Monday, March 30, 2015

Driving Across the Most Dangerous Plate Boundary in the World: These Rocks are All Wrong!

The view from Muir Beach Overlook, midway between San Francisco and Point Reyes National Seashore

Point Reyes National Seashore: Is it land's end, or ocean's end? From a human point of view, it is the former. This is the far west of North America, and you can't go any farther without a boat or plane. But if we consider the oceanic crust that was being subducted beneath the continent here, it is the latter. It's where the ocean floor came to an end by being consumed and presumably melted within the Earth's mantle, the subcrustal layer that extends to the core some 1,800 miles down. In any case, it is the starting of our journey across the most dangerous plate boundary in the world. As I've pointed out before, it isn't presently the most dangerous boundary; it changed long ago, and the stripping effect of erosion has revealed the inner workings of the subduction zone that produced much of California's present-day landscape.
Drake's Beach, with outcrops of Purisima Formation that reminded early sailors of Dover.

But the rocks at Point Reyes are all wrong! As was mentioned in the first post of this series, an ocean-continent convergent boundary (a subduction zone) consists of three structural features: an accretionary wedge, a forearc basin, and a magmatic arc. The wedge deposits should be found nearest the coastline, and the granitic or volcanic rocks of the magmatic arc would be found far inland. As we look around at our journey's starting point at the lighthouse at Point Reyes, we find rocks related more to the magmatic arc. There are exposures on the Point Reyes peninsula of granitic rock, metamorphic rocks, and the silica rich sediments that have been eroded from them. Why are things out of order here?
It's due to the structural changes that resulted in the cessation of subduction and the beginning of movement on the San Andreas fault. At transform boundaries like the San Andreas, the crust and upper mantle (the lithosphere) are shifting laterally. The rocks west of the fault, Point Reyes, the Central Coast's Salinian Block, Los Angeles, San Diego and the Baja Peninsula are moving as a unit to the northwest, more or less towards Alaska.
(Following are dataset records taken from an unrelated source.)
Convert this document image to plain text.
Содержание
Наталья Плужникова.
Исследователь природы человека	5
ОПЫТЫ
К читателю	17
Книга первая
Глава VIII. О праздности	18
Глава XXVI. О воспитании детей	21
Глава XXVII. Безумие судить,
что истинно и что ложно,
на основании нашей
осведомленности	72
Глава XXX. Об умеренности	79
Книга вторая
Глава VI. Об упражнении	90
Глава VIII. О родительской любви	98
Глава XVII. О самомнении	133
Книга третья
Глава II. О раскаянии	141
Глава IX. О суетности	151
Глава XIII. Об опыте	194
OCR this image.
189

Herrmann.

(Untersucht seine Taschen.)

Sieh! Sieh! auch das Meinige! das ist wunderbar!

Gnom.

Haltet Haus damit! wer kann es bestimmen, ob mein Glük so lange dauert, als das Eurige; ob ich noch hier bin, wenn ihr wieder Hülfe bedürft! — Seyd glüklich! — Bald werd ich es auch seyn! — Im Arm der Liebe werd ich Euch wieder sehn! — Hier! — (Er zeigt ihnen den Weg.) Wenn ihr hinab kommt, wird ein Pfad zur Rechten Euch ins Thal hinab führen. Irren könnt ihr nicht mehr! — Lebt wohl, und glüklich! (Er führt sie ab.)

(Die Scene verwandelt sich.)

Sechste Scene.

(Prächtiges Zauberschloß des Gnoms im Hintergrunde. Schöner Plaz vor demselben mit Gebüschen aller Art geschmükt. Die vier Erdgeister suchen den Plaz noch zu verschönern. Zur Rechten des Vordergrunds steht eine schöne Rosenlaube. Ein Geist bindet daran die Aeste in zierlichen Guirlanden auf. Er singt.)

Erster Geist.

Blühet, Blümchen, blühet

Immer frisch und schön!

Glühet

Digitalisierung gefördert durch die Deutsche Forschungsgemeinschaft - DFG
Around 30 million years ago the rocks of Point Reyes were in Southern California. Around 29 million years ago a major restructuring of plate boundaries took place. Granites and metamorphic rocks related to the Sierra Nevada were sliced off and started their northward journey and we find them today underlying the lighthouse at Point Reyes. And that's where we now start our journey across the most dangerous plate boundary.
Source: USGS (
I'm afraid we've got a bit of a walk before we can get in a car and start driving. The lighthouse at Point Reyes is situated midway up the cliff above the sea, and we've got a climb of about 300 steps to reach our road. The rocky headland where the lighthouse is located is composed of granitic rock and some overlying late Cenozoic sedimentary rocks.The rocks are resistant to erosion and stand as a high rocky point.
Photo by Mrs. Geotripper

Take a few deep breaths and start climbing...
The cliffs of granitic rock are steep and nearly vertical. If you listen carefully, you may hear the barking of sea lions in the small coves below. During the right time time of year you may spot some of the migrating whales offshore.

The climb, though, is worth the effort, because when we reach the top of the hill there is a marvelous view to the north towards one of the longest unbroken sandy beaches in central or northern California. One might think it would be a popular swimming beach, but the fierce winds, high and unpredictable waves, and cold water make for uncomfortable conditions.
From this lofty perch we can make out the mountainous terrain of Inverness Ridge, composed mostly of the granite and metamorphic rocks of the Salinian Block. The gentle westward slopes expose sedimentary rocks of Miocene and Pliocene age, deposited during the long journey northwest from Southern California when the rocky basement was submerged beneath the ocean waves. Active dune fields can be found along the extensive beaches of the peninsula.
The peninsula is protected from development as Point Reyes National Seashore, and is a haven for wildlife. On our drive towards the "mainland" we are likely to see numerous bird species, including California Quail. A herd of Tule Elk graze the grasslands along the road.

The road climbs over the crest of Inverness Ridge and descends to the village of Inverness and the shores of Tomales Bay. We've reached the San Andreas fault, the second most dangerous plate boundary in our narrative. Maybe the rocks will be "right" when we find a way to cross the boundary between the Pacific and North American plates.